18

Apr

Propinas

Este texto é uma mera reprodução, com um ou outro ajuste, de uma resposta que dei no Avenida Central.

As propinas passaram do ordenado mínimo (art. 14º/2), que na altura cerca de 350€, para um valor opcional, dentro de um intervalo legalmente pré-determinado – isto em 2003. A reitoria da UM optou por “suavizar” o mais que pôde essa subida (talvez a crise económica que vive se deve, em parte, a isso). De qualquer forma, actualmente as propinas estão quase nos 1000€ anuais. Pode-se argumentar (conforme digo mais abaixo) que este aumento não é mais do que uma actualização para o valor máximo constitucionalmente permitido, mas não deixa de ser um aumento considerável e repentino.

Na altura parte da argumentação governamental deixava implícito (se não o expressou) que o financiamento directo do Estado se iria manter. Tal não sucedeu.

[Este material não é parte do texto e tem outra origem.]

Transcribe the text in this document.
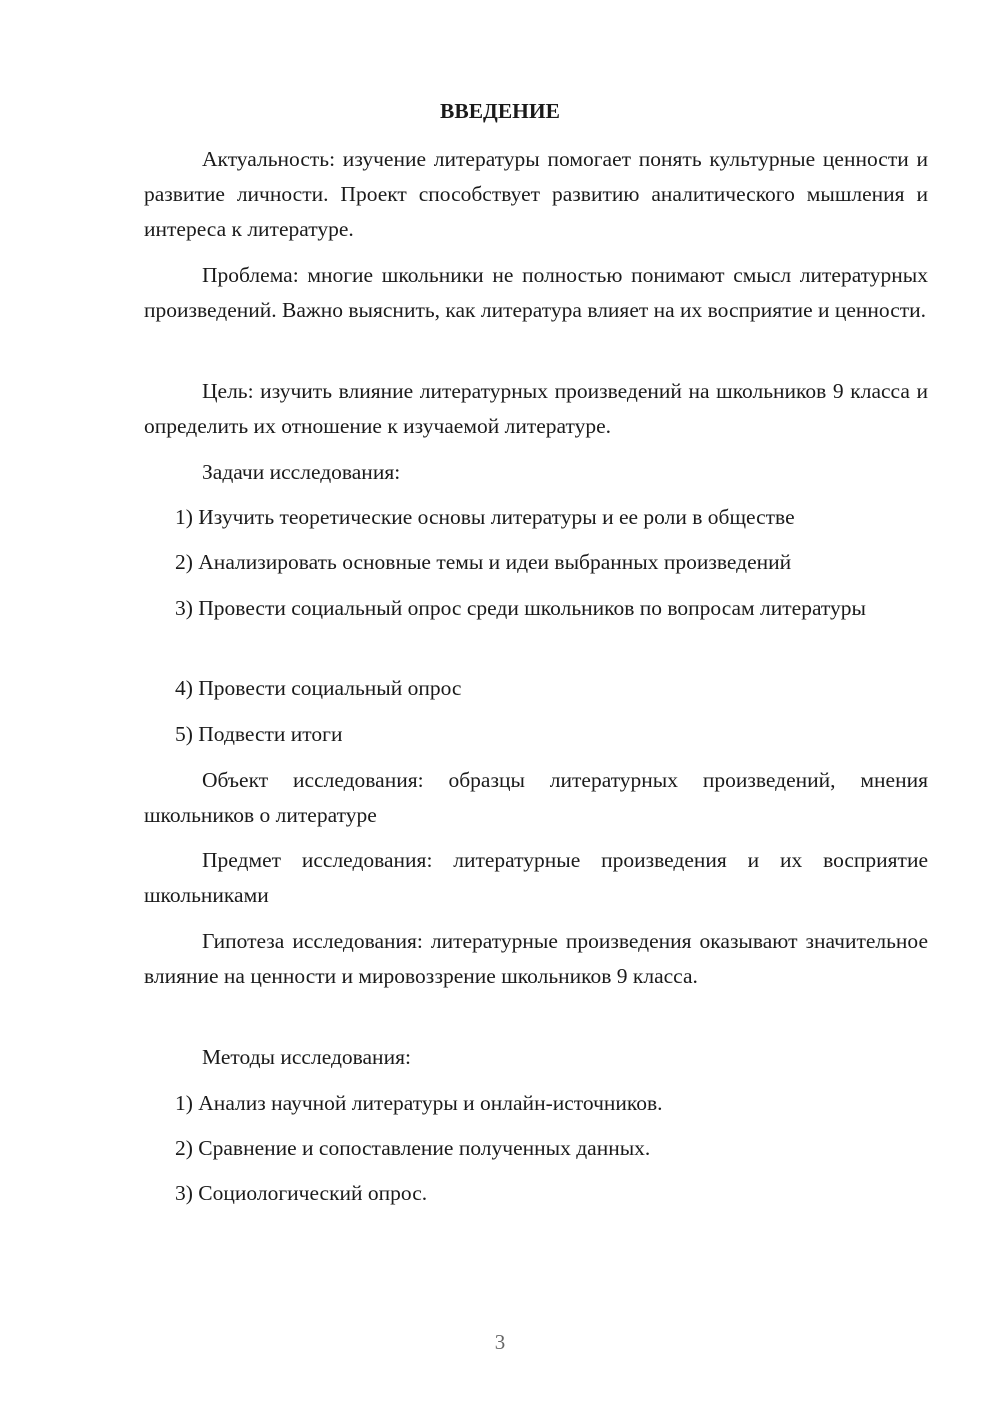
ВВЕДЕНИЕ

Актуальность: изучение литературы помогает понять культурные ценности и развитие личности. Проект способствует развитию аналитического мышления и интереса к литературе.

Проблема: многие школьники не полностью понимают смысл литературных произведений. Важно выяснить, как литература влияет на их восприятие и ценности.

Цель: изучить влияние литературных произведений на школьников 9 класса и определить их отношение к изучаемой литературе.

Задачи исследования:

1) Изучить теоретические основы литературы и ее роли в обществе

2) Анализировать основные темы и идеи выбранных произведений

3) Провести социальный опрос среди школьников по вопросам литературы

4) Провести социальный опрос

5) Подвести итоги

Объект исследования: образцы литературных произведений, мнения школьников о литературе

Предмет исследования: литературные произведения и их восприятие школьниками

Гипотеза исследования: литературные произведения оказывают значительное влияние на ценности и мировоззрение школьников 9 класса.

Методы исследования:

1) Анализ научной литературы и онлайн-источников.

2) Сравнение и сопоставление полученных данных.

3) Социологический опрос.

3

O art. 74º/2 e) da Constituição diz o seguinte: «Na realização da política de ensino incumbe ao Estado: Estabelecer progressivamente a gratuitidade de todos os graus de ensino».

Não quer isto dizer que as propinas em si são inconstitucionais. Desde logo admite-se que elas existam, mas deve-se proceder ao (citando Vital Moreira e Gomes Canotilho):

«alargamento progressivo da gratuitidade de todos os graus de ensino, [o que] significa que a gratuitidade não se limita à escolaridade básica obrigatória, antes se deve estender aos vários graus de ensino (secundário e superior). Trata-se de uma imposição constitucionalmente permanente, de realização progressiva, de acordo com as disponibilidades públicas.» [...]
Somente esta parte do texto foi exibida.